Although W.R. Huff was not a class action, its holding applies equally to investment advisers seeking lead plaintiff status and limits the ability of investment advisers who suffered no direct injury to serve as lead plaintiffs in securities class actions. Indeed, in a footnote, the court noted that while 'we need not decide when, in the context of a class action under the PSLRA, an investment adviser could qualify as a suitable lead plaintiff [,]...district courts should be mindful that [named] plaintiffs in a class action 'must allege and show that they personally have been injured, not that injury has been suffered by other, unidentified members of the class.'' W.R. Huff, 549 F.3d at 106, n.5 (citation omitted). In other words, the court acknowledged that unless investment advisers can demonstrate that they suffered an injury in fact, they may not seek relief on behalf of themselves or any other class member. And, if they do seek to be appointed lead plaintiff because of their own injury in fact, they will not be able to aggregate the losses of their clients to increase the size of their own claimed financial interest.

Conclusion

The holding in W.R. Huff is in line with the PSLRA, which requires courts to appoint as lead plaintiff the class member that can fairly and adequately represent the interests of the class. To appoint an investment adviser who lacks an actual financial interest in the relief sought would be contrary to one of the fundamental principles of the PSLRA, which is to appoint as lead plaintiff, those 'class members with large amounts at stake.' [FN4]

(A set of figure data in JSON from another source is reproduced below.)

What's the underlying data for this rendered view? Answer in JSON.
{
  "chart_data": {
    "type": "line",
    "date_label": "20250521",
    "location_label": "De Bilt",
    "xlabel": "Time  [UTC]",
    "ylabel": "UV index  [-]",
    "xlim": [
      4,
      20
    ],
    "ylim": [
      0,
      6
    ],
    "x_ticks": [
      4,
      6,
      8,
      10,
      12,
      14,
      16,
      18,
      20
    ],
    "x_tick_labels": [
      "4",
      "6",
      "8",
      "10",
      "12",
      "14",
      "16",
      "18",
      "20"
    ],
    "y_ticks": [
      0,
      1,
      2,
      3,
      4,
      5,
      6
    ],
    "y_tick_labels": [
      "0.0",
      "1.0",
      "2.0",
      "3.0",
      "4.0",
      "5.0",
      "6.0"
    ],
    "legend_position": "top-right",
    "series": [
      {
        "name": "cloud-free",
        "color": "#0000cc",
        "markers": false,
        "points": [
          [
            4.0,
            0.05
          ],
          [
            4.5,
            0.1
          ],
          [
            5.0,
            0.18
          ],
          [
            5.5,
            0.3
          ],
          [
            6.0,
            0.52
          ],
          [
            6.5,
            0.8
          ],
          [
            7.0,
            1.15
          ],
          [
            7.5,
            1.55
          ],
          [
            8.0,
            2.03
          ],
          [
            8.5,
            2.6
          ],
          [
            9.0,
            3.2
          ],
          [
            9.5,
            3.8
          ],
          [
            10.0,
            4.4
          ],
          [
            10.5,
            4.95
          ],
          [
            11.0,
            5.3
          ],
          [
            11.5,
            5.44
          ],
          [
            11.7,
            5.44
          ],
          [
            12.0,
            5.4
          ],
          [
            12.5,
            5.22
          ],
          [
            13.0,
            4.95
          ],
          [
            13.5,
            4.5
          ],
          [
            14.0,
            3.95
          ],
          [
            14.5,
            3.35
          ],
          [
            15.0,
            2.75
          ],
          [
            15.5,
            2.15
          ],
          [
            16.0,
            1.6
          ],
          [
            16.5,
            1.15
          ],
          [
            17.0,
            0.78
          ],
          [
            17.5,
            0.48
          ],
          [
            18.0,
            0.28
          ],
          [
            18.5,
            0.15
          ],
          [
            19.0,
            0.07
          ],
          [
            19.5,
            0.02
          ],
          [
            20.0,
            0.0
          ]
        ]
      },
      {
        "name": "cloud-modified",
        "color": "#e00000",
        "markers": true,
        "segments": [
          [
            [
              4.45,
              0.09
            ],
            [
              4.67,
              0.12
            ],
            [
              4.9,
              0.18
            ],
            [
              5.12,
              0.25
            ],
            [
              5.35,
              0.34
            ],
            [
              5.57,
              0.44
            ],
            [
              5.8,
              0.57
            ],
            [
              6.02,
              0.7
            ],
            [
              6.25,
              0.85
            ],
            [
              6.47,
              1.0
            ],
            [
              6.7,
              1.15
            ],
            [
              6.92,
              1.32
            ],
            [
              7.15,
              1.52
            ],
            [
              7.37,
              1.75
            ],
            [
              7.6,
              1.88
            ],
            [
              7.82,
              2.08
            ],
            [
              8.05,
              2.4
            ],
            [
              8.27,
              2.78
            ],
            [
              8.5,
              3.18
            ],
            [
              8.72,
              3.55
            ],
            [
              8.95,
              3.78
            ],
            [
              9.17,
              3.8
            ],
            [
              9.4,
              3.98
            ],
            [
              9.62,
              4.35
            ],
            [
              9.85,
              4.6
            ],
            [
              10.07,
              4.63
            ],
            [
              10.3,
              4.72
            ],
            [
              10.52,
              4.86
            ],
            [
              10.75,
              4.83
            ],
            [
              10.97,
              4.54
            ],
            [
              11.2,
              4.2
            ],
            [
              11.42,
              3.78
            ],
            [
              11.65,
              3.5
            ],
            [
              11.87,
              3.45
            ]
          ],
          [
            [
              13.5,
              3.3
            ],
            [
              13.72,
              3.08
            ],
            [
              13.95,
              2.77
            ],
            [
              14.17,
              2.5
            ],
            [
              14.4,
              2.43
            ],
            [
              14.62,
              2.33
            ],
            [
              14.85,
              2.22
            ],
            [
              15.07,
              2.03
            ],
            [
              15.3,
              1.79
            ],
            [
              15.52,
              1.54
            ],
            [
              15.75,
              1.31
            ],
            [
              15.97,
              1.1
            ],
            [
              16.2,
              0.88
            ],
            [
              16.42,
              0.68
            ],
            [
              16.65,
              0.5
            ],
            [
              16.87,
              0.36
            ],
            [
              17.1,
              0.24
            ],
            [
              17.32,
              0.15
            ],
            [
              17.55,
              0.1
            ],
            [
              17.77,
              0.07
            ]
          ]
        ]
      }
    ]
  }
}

SAMUEL H. RUDMAN is a partner at Coughlin Stoia Geller Rudman & Robbins and focuses on investigating and initiating securities and shareholder class actions.

FN1. 15 U.S.C. §78u-4(a)(3)(B)(i).

FN2. 15 U.S.C. §78u-4(a)(3)(B)(iii)(I). The presumption may be rebutted, however, if the presumptively-most-adequate plaintiff is subject to 'unique defenses' or 'will not fairly and adequately protect the interests of the class.' 15 U.S.C. §78u-4(a)(3)(B)(iii)(II).

FN3. Although a number of courts have addressed other concerns about investment adviser lead plaintiffs, other than lack of standing, those issues are beyond the scope of this article.

FN4. H.R. Conf. Rep. 104-369, 104th Cong. 1st Sess., at 34 (1995).